Rating:
1 vote

Veterans Avenue Footbridge

Photos 

Portal View to the west

My kids Sam, Mitchell, and Lucy are running across the bridge

Photo taken by Matt Lohry

Enlarge

BH Photo #308142

Map 

Street View 

Facts 

Overview
Lost Warren pony truss with alternating verticals bridge over Milwaukee River on Pedestrian walkway
Location
West Bend, Washington County, Wisconsin
Status
Replaced by MOB
Design
Warren pony truss with alternating verticals
Approximate latitude, longitude
+43.42346, -88.18166   (decimal degrees)
43°25'24" N, 88°10'54" W   (degrees°minutes'seconds")
Approximate UTM coordinates
16/404348/4808519 (zone/easting/northing)
Quadrangle map:
West Bend
Inventory number
BH 64035 (Bridgehunter.com ID)

Update Log 

  • November 10, 2018: Updated by Matt Lohry: This bridge has been removed and replaced.
  • November 11, 2014: New Street View added by Matt Lohry

Sources 

  • Matt Lohry

Comments 

Veterans Avenue Footbridge
Posted November 14, 2018, by Nathan Holth (webmaster [at] historicbridges [dot] org)

Modern MOB bridges are a scam. Cheap Walmart bridges. These companies claim the weathering steel will last forever yet some of these are replaced after 25 years, others require blasting and painting to halt deterioration. I have also heard that these companies will suggest a low price, but that they like to "nickel and dime" the customer.

Veterans Avenue Footbridge
Posted November 13, 2018, by Art S. (asuckewer [at] knite [dot] com)

Daniel,

This is generally true. The marketing has similarities as well. The problem is history (both American and engineering) is being lost because the bureaucracy isn't set up to maintain, only replace. The replaced bridge is generic, it really doesn't matter what truss type is used, that's merely decoration, in this case a 'pretty, white bowstring'.
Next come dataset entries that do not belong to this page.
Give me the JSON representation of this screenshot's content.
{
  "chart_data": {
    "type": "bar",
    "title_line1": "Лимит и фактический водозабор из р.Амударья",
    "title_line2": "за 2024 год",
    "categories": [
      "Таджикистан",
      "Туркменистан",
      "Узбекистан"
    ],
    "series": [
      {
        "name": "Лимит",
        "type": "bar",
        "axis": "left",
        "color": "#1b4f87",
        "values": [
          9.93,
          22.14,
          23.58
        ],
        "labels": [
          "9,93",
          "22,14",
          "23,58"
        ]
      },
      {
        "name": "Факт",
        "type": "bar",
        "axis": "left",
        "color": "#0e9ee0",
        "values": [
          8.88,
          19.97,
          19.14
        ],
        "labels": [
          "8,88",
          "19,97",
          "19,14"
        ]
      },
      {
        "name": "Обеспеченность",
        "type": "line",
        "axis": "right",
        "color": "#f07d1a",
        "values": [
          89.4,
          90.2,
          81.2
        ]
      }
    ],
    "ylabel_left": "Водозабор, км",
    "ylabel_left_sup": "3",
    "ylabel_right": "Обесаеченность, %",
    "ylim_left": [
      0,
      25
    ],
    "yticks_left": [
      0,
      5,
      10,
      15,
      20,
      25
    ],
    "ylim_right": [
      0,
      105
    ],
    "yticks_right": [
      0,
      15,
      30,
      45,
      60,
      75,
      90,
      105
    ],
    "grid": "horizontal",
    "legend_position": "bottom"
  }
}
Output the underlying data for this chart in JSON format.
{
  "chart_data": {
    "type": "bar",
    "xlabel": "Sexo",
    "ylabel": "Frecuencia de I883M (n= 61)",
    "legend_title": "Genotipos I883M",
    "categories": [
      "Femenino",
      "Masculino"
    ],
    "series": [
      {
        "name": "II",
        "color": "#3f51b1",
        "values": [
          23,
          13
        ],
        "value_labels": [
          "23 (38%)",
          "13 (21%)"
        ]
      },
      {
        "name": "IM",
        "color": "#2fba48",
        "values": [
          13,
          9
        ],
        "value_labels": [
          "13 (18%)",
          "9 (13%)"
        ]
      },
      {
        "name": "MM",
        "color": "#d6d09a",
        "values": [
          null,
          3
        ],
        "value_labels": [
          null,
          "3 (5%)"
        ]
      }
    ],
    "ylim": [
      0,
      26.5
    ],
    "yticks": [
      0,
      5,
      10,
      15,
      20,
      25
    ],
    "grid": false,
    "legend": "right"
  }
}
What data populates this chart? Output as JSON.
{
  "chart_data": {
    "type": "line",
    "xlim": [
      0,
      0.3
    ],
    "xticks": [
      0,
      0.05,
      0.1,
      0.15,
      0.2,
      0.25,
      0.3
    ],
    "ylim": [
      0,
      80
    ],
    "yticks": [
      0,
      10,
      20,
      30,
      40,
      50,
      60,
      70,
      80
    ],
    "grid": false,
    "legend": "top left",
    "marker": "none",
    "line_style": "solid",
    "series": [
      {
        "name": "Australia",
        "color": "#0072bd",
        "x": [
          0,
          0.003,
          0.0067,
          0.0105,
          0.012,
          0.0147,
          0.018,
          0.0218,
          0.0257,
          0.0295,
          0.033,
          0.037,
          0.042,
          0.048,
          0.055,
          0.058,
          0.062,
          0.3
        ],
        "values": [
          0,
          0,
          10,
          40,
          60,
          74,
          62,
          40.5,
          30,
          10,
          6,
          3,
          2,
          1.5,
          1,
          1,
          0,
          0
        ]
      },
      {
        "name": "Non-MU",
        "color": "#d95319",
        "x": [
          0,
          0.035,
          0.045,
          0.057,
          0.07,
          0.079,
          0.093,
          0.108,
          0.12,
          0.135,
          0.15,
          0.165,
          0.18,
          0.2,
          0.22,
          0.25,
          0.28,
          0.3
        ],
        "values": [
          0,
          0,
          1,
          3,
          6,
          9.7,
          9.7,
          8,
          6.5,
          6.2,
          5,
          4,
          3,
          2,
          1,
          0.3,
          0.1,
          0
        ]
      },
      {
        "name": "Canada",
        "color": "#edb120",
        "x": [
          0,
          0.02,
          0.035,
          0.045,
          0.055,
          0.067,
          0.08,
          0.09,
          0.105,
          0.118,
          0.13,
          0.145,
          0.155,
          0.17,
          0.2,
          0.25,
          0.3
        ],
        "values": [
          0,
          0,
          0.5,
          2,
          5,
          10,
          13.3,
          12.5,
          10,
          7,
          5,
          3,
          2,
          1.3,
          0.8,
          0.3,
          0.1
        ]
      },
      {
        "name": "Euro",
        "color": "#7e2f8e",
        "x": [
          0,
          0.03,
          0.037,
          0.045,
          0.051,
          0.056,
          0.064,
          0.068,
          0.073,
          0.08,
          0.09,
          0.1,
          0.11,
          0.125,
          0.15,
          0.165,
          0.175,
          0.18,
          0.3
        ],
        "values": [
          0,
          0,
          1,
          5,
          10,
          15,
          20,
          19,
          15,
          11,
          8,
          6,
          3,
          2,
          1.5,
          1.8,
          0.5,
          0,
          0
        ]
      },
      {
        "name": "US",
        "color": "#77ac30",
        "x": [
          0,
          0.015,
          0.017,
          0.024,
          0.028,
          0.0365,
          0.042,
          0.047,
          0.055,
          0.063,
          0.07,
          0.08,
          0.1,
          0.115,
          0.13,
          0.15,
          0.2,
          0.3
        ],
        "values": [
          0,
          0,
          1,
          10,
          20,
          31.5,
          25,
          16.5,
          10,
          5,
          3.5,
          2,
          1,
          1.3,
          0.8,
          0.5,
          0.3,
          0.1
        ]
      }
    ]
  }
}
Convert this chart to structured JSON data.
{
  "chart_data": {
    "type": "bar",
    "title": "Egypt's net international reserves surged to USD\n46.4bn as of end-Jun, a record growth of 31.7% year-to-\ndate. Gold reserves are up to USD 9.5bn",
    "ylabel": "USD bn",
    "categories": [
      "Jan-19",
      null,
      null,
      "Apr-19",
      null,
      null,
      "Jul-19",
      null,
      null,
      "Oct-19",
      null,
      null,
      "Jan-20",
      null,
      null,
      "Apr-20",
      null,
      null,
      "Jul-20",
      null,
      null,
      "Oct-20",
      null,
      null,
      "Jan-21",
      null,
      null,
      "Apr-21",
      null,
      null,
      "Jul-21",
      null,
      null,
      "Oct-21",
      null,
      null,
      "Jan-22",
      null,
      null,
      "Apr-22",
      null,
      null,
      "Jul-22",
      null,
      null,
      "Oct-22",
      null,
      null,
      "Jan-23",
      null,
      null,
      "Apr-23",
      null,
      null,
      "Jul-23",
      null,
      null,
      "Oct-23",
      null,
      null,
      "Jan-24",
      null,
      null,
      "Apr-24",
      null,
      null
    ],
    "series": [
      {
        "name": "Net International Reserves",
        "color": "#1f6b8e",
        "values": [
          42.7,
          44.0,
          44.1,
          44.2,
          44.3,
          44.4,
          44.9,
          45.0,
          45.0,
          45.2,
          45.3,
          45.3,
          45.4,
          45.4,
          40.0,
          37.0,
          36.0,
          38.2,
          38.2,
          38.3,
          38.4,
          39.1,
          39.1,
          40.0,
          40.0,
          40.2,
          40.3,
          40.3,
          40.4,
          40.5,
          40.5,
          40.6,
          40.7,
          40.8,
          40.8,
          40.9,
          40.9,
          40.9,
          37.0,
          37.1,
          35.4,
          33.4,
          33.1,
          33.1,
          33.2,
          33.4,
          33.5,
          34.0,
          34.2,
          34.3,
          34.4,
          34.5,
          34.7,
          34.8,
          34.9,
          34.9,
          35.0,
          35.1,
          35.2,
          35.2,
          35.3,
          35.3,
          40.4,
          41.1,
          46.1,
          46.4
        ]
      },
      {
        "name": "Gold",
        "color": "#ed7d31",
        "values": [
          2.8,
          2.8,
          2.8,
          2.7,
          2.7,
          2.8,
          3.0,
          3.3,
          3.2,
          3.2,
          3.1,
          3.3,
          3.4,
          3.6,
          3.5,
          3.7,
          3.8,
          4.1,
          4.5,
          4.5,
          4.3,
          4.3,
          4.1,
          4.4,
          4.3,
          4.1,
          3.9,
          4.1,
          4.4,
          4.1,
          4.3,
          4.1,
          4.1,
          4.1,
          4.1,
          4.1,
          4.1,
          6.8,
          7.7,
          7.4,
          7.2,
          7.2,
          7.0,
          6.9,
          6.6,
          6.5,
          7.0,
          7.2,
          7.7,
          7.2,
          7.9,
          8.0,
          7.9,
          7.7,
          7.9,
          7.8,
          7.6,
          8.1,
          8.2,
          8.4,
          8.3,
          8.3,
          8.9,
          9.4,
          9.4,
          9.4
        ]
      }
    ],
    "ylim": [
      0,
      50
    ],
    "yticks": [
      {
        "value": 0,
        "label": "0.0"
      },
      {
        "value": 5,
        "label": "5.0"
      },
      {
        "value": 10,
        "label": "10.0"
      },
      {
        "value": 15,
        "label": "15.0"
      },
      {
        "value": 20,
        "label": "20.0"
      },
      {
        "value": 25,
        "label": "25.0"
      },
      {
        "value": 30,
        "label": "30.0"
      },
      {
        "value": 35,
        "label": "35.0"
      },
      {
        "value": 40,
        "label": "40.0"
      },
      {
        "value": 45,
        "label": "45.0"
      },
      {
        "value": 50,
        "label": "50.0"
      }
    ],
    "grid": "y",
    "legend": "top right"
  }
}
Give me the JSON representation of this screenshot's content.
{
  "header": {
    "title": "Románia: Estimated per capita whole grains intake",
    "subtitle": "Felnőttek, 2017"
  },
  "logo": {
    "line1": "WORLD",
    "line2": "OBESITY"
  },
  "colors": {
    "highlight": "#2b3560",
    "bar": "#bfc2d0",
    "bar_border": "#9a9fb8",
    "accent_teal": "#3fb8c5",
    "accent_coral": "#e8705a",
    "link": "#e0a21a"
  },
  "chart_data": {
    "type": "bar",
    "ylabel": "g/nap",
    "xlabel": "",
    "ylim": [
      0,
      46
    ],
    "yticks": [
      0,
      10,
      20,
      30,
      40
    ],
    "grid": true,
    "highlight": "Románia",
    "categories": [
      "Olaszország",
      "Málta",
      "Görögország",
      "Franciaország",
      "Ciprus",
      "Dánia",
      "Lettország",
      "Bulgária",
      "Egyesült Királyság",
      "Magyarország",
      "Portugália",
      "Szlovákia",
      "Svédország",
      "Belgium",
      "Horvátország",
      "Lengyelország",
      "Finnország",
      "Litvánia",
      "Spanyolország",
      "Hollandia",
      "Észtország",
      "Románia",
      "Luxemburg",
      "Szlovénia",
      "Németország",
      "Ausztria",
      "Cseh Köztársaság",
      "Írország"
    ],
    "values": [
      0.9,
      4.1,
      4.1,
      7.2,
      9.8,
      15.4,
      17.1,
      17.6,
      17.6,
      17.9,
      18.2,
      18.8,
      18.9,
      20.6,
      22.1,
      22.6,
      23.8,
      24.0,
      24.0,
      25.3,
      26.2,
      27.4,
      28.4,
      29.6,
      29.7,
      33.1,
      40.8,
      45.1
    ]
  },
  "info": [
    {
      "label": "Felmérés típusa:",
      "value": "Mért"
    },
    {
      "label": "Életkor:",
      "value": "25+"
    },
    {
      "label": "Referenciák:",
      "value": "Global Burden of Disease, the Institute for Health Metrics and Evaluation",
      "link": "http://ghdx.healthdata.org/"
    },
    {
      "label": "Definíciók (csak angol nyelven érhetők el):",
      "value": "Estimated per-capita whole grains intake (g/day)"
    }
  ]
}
This historic bridge was adequate for the purpose. However, having it maintained or restored required much more back-office work than simply marking the 'replace' box. Hopefully, the movement to preserve (metal) truss bridges will accelerate as covered bridges (wooden truss bridges) may outnumber historic metal trusses soon.

Oddly/fortunately, there are pockets of preservation such as Hunterdon County, NJ and large swaths of Indiana where people 'get it.' These areas actually feature the bridges in tourism materials and understand that if the infrastructure can be put in place to maintain these bridges, the cost/benefit can work.

Regards,

Art S.

Veterans Avenue Footbridge
Posted November 13, 2018, by Daniel

Many of the bridges that we love were also mail order bridges, although they were assembled on site. Look at how similar many of them from a given company are.

I wonder if, 140 years ago, people lamented covered bridges being replaced by mail order iron bridges.

Veterans Avenue Footbridge
Posted November 12, 2018, by Matt Lohry

Mike,

A "mail order bridge" is a mass-produced, single-piece bridge built to a cookie-cutter pattern, welded together, and lifted into place with a crane. They are normally prefab trusses or arches and have no distinguishing features to set them apart from one another. This is one of two identical footbridges in this area; the other is about 1000 feet to the north over the same river. That bridge did not replace any previous bridge. I live around here, so I see these on a regular basis.

Veterans Avenue Footbridge
Posted November 12, 2018, by Mike Kerkau (mjkerkau [at] gmail [dot] com)

What about the replacement makes it a MOB?

I'll agree that the original bridge didn't look anywhere near like a bridge that would have warranted replacing and that doing so really wasn't necessary, but...I'm confused by what makes the new one a "mail order bridge", so to speak, when there's only the side view to go on.

Veterans Avenue Footbridge
Posted November 12, 2018, by Nathan Holth (webmaster [at] historicbridges [dot] org)

There was NOTHING WRONG with this bridge!!!!!!!

Veterans Avenue Footbridge
Posted November 10, 2018, by Luke

Unfortunately, park/golf course use doesn't mean these bridges are safe.

An example that I have personal ties to/find more egregiously short-sighted/wasteful: https://bridgehunter.com/ia/story/veekner-golf-course/

Veterans Avenue Footbridge
Posted November 10, 2018, by Matt Lohry

Label me a damn fool for thinking this bridge might be around for the long term, as it was in a park-type setting and was in excellent condition—I drove by today and saw an ugly Walmart-inspired MOB where this bridge once stood!